Godlewski wants to apply for a hazard mitigation program administered through the state’s Office of Emergency Management that would allow the town to buy certain flood-damaged properties in the hamlet at only a quarter of the cost, with the remainder funded through the Federal Emergency Management Agency. In a legislative request he submitted to Supervisor Harry Buffardi Tuesday, Godlewski identified 23 properties that received revised assessments this year after being significantly damaged during the flood.
Godlewski said the town could use some of the roughly $525,000 in FEMA aid it’s received so far to pay for its share of the cost. Without at least considering such a program, he predicted that some of the badly damaged homes located in the hamlet’s flood plain might stay vacant for years into the future.
“Do we want Rotterdam Junction to be another city of Schenectady with abandoned buildings?” he asked Tuesday. “I think not.”
The buyouts are aimed at removing homes or buildings from persistently flooded areas. Once a property is purchased through the program, it can never be developed again.
In Rotterdam Junction, many homes along Isabella Street, Scrafford Lane and Lock Street sustained periodic flooding even before Tropical Storm Irene last year. The area is wedged in a low-lying plain between the tow path of the old Erie Canal channel to the south and Main Street to the north — a place where the Mohawk River once flowed centuries ago.
The area was moderately flooded immediately following the storm. But when the Mohawk crested, a wave of floodwater cascaded down Main Street and left the streets submerged for nearly a week.
Godlewski said residents of the hamlet seemed interested in the program last spring and at least a few remained receptive to the idea in recent weeks. He said the regulations for rebuilding some of the condemned homes were prompting some to abandon the existing structures altogether.
“We’re not going to be able to help them all, but there are a number of homes … that are never going to be fixed up,” he said. “So why don’t we move forward?”
Buffardi said the board will likely take up Godlewski’s request later this month.
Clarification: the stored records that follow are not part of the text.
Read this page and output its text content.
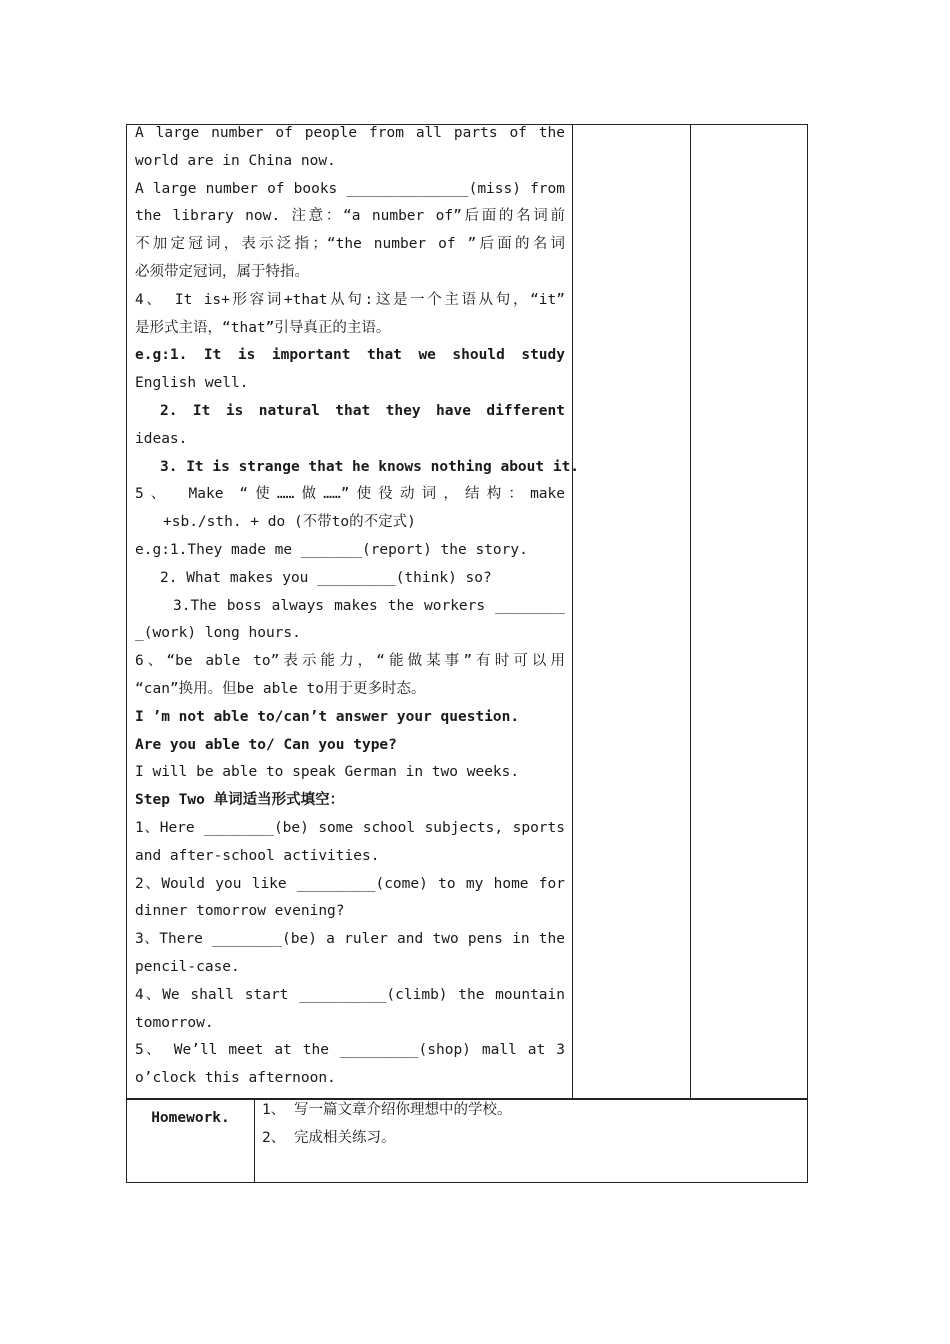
A large number of people from all parts of the
world are in China now.
A large number of books ______________(miss) from
the library now. 注意：“a number of”后面的名词前
不加定冠词，表示泛指；“the number of ”后面的名词
必须带定冠词，属于特指。
4、 It is+形容词+that从句:这是一个主语从句，“it”
是形式主语，“that”引导真正的主语。
e.g:1. It is important that we should study
English well.
2. It is natural that they have different
ideas.
3. It is strange that he knows nothing about it.
5、 Make “使……做……”使役动词，结构：make
+sb./sth. + do (不带to的不定式)
e.g:1.They made me _______(report) the story.
2. What makes you _________(think) so?
3.The boss always makes the workers ________
_(work) long hours.
6、“be able to”表示能力，“能做某事”有时可以用
“can”换用。但be able to用于更多时态。
I ’m not able to/can’t answer your question.
Are you able to/ Can you type?
I will be able to speak German in two weeks.
Step Two 单词适当形式填空：
1、Here ________(be) some school subjects, sports
and after-school activities.
2、Would you like _________(come) to my home for
dinner tomorrow evening?
3、There ________(be) a ruler and two pens in the
pencil-case.
4、We shall start __________(climb) the mountain
tomorrow.
5、 We’ll meet at the _________(shop) mall at 3
o’clock this afternoon.
Homework.	1、 写一篇文章介绍你理想中的学校。
2、 完成相关练习。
But he said he wouldn’t support such an initiative for the time being because he doesn’t think it would be in the best interest of the hamlet or taxpayers.
Buffardi said offering the program could leave Rotterdam Junction pockmarked with lots that would remain vacant, which could then hurt redevelopment efforts. He said the program would also mean removing tax base from the town rolls forever, which would become a burden on all of Rotterdam’s taxpayers.
“If we tear those houses down and do this FEMA sanction, these houses will come off the tax rolls forever,” he said. “And it’s going to hurt future development in the hamlet of Rotterdam Junction because there’s going to be sporadic areas that can’t be built on.”
Godlewski also demanded an accounting of the FEMA reimbursements the town has already received. He said expenses from the flood were paid in the 2011 budget and he is concerned the FEMA money may be going to expenditures unrelated to the flood in the 2013 budget.
Buffardi said town fund balances were tapped during the flood. He said the FEMA funds will be used to replenish those fund balances.